In 1661, Stuyvesant granted Bergen limited powers of self-government and a Court of Inferior Justice. Bergen may also claim the state's first established congregation, the Dutch Reformed Church/ Old Bergen Church, and the first elementary school; Englebert Steenhuysen, the church clerk, became the school's first schoolmaster in 1662.

After the English took over the colony of New Netherland in 1664, a charter granted by Governor Philip Carteret recognized Bergen Township. It allowed for the continuation of the Dutch-founded church and free school. On April 7, 1668, Carteret and his council of East New Jersey renamed the site "The Towne and Corporation of Bergen" that extended west to the Hackensack River. After the English took over New Netherland in 1664, Bergen County was established to include Bergen and Hackensack townships with the county seat at Bergen Square until 1714, when it was removed to Hackensack until the formation of Hudson County in 1840.

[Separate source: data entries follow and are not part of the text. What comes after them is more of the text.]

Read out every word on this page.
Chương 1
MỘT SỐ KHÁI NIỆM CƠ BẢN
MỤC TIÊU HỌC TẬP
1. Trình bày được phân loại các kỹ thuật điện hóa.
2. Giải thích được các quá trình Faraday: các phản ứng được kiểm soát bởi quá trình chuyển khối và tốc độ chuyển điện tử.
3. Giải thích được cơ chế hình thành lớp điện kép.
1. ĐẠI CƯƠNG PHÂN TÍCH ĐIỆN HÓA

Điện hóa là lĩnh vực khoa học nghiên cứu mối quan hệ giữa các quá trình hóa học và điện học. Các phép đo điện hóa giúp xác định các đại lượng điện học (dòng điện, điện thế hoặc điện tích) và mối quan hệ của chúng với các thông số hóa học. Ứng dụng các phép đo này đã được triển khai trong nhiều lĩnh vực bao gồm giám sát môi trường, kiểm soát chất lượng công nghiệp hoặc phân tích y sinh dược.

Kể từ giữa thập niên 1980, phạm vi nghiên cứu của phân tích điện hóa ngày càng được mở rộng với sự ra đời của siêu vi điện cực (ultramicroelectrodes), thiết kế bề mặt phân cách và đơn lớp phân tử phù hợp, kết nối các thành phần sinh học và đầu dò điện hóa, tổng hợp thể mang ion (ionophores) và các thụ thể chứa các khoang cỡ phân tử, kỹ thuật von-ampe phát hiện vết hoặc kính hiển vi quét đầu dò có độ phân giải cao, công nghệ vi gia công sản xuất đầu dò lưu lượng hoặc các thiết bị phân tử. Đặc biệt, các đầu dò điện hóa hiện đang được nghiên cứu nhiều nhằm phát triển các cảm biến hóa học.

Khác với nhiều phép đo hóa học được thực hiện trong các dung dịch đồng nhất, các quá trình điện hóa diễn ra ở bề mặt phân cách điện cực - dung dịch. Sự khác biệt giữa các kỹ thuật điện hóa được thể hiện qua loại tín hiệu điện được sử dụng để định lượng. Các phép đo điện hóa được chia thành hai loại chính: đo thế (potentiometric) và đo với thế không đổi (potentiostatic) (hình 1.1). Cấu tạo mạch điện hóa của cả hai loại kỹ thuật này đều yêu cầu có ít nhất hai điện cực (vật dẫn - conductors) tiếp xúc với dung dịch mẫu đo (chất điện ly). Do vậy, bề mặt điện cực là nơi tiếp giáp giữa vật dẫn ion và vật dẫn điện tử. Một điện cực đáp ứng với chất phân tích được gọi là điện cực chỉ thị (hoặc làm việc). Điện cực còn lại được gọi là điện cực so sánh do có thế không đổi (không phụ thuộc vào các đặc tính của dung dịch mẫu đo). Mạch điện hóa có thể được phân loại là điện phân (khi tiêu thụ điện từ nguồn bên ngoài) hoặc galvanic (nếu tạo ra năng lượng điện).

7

Only a handful of landmarks remain to connect contemporary Jersey City with its Dutch origins. These historic sites today include the Apple Tree House, the former Summit House, and the Old Bergen Church and Cemetery. The former village of Bergen is now in the Journal Square area. The name Bergen is retained in Jersey City with the community's Old Bergen Road, Bergen Avenue and Bergen Square.

Bergen Township, which included the former village of Bergen, was founded in October 1693, during the period of English colonization in America. Bergen Township was later part of the incorporation of the City of Jersey City in 1873 and the name was discontinued.

References
:
Federal Writers' Project of the Works Progress Administration. New Jersey Guide to Its Present and Past. New York: The Viking Press, 1939.
John Fiske. The Dutch and Quaker Colonies of America. Vol. I. New York: Houghton, Mifflin and Company, 1903.
Harvey, Cornelius B., ed. Genealogical History of Hudson and Bergen Counties, New Jersey. New York: The New Jersey Genealogical Publishing Co., 1900.
La Rosa, William J. "Bergen" in Encyclopedia of New Jersey by Maxine N. Lurie and Marc Mappen, eds. New Brunswick, NJ: Rutgers University Press, 2004.

Lovero, Joan D. Hudson County: The Left Bank. Sun Valley. CA: American Historical Press, 1999.
Winfield, Charles H. History of the County of Hudson, New Jersey. New York: Kennard & Hay Printing Company, 1874.
Year Book of the Holland Society of New York. Vol. II. New York, 1914.